The old man lived beside a tiny stone church, and sometimes, so Molly had said, served as its caretaker. His daughter admitted Finlay to the cottage, telling him that aye, her father was to home.
“Are ye looking for lodging?” she asked, eyeing Finlay up and down.
“Nay. I am but seeking some knowledge.”
That won a smile. “There is naught Da likes better than sharing out knowledge.”
Finlay found Pádraig MacKay sitting beside his fire, puffing on a pipe near as long as his forearm. A number of leather-bound books occupied a shelf behind him, but as Finlay was to learn, he did indeed keep most his knowledge stuffed inside his head.
He had quick, dark eyes and an equally quick mind. He listened to Finlay’s accounting as if rapt, puffing increasingly denser plumes of smoke from his pipe.
“Ye ha’ the manner o’ a storyteller,” heremarked when Finlay finished. “A fine voice for it. Ye might be a bard.”
“I think I was one,” Finlay admitted. “I canna remember all of it—yet.”
“A bard who went to war.”
Finlay hesitated. “A bard in this life—mayhap a warrior in previous ones.”
“Aye, so.” Pádraig did not look surprised. “And yer blood?”
“Eh?”
“Yer background, man.”
Finlay related the bits he could remember of his youth, living in the south, for that much of memory had returned to him.
Pádraig smiled. “This plaid ye would chase down—”
“’Tis the woman I would find.”
“Aye, so. One plaid sounds much like others, in the describing. Green, ye say. Wi’ red and white? It might be almost anyone’s.”
Finlay’s heart sank.
“Do no’ look so downhearted, man. Since yon battle in the south, the accounts ha’ been flying. Many are the men who passed through this way, bound north and homeward. Since I collect the lore and the wisdom, all o’ it comes to me.
“There is only one chief who wore a tartan woven wi’ green and white, who marched wi’ his daughter into battle, and that was Anders MacMurtray.”
MacMurtray. The name seemed to chime and twine through Finlay’s mind. As if a door opened within him, he remembered.

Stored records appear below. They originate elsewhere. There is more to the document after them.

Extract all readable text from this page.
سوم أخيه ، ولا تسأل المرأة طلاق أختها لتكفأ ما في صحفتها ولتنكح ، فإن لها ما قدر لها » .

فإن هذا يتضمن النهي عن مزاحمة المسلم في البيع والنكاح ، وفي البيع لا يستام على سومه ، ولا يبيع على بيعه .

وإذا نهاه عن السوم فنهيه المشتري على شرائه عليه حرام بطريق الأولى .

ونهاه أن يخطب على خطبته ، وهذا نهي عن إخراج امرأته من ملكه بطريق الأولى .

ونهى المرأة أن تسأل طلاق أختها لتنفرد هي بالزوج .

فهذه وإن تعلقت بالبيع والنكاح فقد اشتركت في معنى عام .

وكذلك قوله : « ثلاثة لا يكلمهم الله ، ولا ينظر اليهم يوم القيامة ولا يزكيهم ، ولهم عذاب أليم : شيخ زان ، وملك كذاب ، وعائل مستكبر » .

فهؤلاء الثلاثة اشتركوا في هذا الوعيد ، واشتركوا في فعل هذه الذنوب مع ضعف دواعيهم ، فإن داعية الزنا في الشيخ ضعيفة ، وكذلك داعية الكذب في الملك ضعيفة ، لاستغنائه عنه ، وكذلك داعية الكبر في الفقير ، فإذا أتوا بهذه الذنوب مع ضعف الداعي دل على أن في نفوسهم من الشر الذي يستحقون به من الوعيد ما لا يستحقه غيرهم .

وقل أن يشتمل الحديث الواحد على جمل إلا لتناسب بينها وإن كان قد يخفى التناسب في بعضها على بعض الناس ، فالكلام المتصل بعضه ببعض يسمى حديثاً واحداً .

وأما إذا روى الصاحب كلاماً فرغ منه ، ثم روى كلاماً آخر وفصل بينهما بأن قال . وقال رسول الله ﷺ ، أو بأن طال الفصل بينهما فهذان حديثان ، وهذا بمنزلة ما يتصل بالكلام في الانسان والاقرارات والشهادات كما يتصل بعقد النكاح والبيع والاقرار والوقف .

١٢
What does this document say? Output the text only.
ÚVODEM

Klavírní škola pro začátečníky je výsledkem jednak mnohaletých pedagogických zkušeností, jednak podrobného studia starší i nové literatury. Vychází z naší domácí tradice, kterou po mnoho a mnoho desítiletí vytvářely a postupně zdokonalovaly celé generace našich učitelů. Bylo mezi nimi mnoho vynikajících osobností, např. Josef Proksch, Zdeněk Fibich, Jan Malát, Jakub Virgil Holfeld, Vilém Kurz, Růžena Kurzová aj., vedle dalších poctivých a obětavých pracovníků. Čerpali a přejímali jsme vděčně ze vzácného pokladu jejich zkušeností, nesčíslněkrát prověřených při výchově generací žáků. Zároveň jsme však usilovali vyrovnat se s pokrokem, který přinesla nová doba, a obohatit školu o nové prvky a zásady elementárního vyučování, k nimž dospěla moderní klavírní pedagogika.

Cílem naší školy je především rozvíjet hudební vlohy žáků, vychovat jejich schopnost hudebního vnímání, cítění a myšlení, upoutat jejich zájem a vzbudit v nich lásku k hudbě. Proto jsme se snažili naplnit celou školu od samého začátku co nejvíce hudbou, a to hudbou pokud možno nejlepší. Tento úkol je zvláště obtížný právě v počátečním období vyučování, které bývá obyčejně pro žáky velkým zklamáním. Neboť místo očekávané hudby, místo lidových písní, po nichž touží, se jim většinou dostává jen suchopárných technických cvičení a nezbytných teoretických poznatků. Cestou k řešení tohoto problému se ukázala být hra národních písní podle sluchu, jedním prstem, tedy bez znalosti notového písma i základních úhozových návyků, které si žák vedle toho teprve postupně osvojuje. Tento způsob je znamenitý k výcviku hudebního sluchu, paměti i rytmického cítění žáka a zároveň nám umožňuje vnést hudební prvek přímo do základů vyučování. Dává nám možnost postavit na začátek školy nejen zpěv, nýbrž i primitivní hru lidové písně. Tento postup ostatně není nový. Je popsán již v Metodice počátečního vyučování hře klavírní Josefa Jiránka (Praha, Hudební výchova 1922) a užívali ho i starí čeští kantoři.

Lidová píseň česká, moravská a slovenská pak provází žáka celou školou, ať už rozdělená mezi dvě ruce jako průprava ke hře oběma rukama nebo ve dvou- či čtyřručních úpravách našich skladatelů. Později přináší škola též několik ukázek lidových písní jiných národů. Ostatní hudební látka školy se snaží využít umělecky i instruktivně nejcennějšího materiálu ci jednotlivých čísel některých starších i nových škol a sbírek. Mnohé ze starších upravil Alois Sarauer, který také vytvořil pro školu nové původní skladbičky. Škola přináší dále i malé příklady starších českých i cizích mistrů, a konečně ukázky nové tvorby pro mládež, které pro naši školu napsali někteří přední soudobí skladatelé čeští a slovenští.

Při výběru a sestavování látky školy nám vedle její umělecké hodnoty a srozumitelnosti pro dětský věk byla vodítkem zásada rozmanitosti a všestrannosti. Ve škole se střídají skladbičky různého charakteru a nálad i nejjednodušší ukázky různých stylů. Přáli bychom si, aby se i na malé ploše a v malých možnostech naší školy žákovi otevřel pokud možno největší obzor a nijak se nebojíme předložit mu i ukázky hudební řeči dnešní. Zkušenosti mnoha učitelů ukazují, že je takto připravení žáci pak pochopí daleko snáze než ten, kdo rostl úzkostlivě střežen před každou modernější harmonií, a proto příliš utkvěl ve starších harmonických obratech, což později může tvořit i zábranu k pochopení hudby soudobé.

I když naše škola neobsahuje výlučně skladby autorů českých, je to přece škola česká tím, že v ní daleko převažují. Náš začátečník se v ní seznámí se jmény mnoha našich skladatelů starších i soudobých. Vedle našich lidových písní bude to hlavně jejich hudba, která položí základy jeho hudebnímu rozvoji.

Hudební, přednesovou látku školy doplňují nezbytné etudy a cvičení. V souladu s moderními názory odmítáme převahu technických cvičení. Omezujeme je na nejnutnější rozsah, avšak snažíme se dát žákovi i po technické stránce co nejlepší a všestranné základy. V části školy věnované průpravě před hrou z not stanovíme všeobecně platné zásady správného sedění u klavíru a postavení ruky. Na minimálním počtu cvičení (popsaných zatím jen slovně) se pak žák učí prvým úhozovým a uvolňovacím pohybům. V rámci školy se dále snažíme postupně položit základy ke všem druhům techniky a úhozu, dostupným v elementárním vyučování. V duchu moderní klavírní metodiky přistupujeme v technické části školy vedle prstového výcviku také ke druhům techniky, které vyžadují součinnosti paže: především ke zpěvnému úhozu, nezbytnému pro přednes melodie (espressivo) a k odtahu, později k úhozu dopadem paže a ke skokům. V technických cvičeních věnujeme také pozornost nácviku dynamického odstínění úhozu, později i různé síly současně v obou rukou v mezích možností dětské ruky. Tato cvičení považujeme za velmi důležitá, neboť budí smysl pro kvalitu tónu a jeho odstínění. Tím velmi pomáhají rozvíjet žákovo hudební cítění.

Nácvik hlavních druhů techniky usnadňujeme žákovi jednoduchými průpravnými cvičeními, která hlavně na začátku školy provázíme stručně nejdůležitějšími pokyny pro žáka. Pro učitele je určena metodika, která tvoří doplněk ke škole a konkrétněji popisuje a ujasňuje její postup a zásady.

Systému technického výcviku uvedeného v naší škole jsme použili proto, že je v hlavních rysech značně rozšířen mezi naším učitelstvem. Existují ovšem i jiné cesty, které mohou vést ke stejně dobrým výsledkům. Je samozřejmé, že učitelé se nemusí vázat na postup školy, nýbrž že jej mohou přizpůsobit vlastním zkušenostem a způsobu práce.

He saw a hall, a fine structure filled with rapt listeners, their eyes fixed upon him as he wove and spun his tales. His own gaze drawn to but one among his listeners. A woman. Tall she was, with honey-colored hair and pale blue-gray eyes. In those eyes lay his entire world.
I will find ye. Always.
“Where is this place?” he asked old Pádraig. “Murtray.”
“North o’ here, a good distance north up on the coast. Ye will ha’ along trudge ahead o’ ye, if ye go.”
He would go.
“If ye mak’ yer way to the sea and can find the means to sail, ’twill be quicker. So long as the weather allows.”
A small, light boat clad in oiled skin, bobbing on the breast of the ocean. A woman with wide blue eyes leaning toward him.